Aww I so wish you hadn't commented anonymously so I could know who I'm thanking but thank you for such a great comment =)

And just for FYI we did talk and I am realizing that the 'little things' that I'm feeling like are 'big things' may just not be so big after all..

Jane Wonder said...

Wow, I agree to some degree. Finding yourself and being whole on your own is huge. You know that.

But to discount men as not having strong romantic feelings is just..... wrong. Every man is different just as every woman is and no good will come of lumping people together like that.

Here's the bottom line: you need to find compromise. Talk to him. Maybe you have to let go of getting upset when he doesn't text. But maybe he has to remember to call you over to cuddle with him in front of the TV. You each can make tiny changes that don't really cost you anything but improve the health of the whole. However, you both have to be willing to compromise and be open.

Of course, if both of you are not willing to compromise and be open, then your relationship is not going to work anyway. No relationship can without those things.

Clever Elsie said...

I suspect you've worked this out by now, but I remember having similar feelings when I first dated after my own relationship with an abusive man. Abusers are often as romantic as they are cruel--they're intense people because they feed off that drama and tension. I could be wrong, but, in my experience, healthier men tend to be less romantically over the top. Their love is about actually practicing kindness, gentleness, compassion, sincerity, generosity...not a pretense of these things glossed over with bells and whistles. However, for those of us women who are used to the bells and whistles, it feels like a loss when we no longer get them.

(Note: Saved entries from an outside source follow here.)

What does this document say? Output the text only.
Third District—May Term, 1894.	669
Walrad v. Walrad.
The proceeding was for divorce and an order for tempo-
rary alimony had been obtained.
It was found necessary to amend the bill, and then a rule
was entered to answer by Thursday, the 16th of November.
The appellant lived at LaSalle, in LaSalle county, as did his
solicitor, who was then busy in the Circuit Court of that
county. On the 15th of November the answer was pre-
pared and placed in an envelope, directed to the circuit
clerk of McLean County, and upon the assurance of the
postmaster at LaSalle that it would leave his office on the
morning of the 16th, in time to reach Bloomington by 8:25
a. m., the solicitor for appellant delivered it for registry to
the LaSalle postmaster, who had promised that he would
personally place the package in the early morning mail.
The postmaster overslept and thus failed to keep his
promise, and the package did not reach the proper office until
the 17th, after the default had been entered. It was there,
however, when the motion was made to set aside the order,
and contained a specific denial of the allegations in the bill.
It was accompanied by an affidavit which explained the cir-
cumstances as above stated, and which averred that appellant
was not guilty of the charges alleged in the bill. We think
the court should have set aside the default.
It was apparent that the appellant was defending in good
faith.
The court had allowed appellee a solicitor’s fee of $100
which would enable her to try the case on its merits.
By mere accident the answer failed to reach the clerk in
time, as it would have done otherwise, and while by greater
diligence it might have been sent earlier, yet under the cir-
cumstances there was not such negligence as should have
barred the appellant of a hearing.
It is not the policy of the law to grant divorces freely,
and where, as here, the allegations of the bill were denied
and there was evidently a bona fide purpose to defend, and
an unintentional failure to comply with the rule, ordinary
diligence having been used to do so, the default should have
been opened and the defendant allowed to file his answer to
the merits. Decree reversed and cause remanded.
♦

I see that you're a believer in God. I wonder if you've ever read Captivating by John and Stasi Eldredge? It's an excellent book about what drives women in relationships. One of its main points is that women have a deep craving for love that we try to satisfy in romantic relationships but that men can never totally satisfy it because it's a need to be loved by the Creator. I think that whenever we as women experience this inexplicable yearning to be loved even when we know that our partners love us and are doing their best, it's a good idea to bring that yearning to God and ask him to fill it. I know this helps me quite a bit, but I have to be persistent in asking!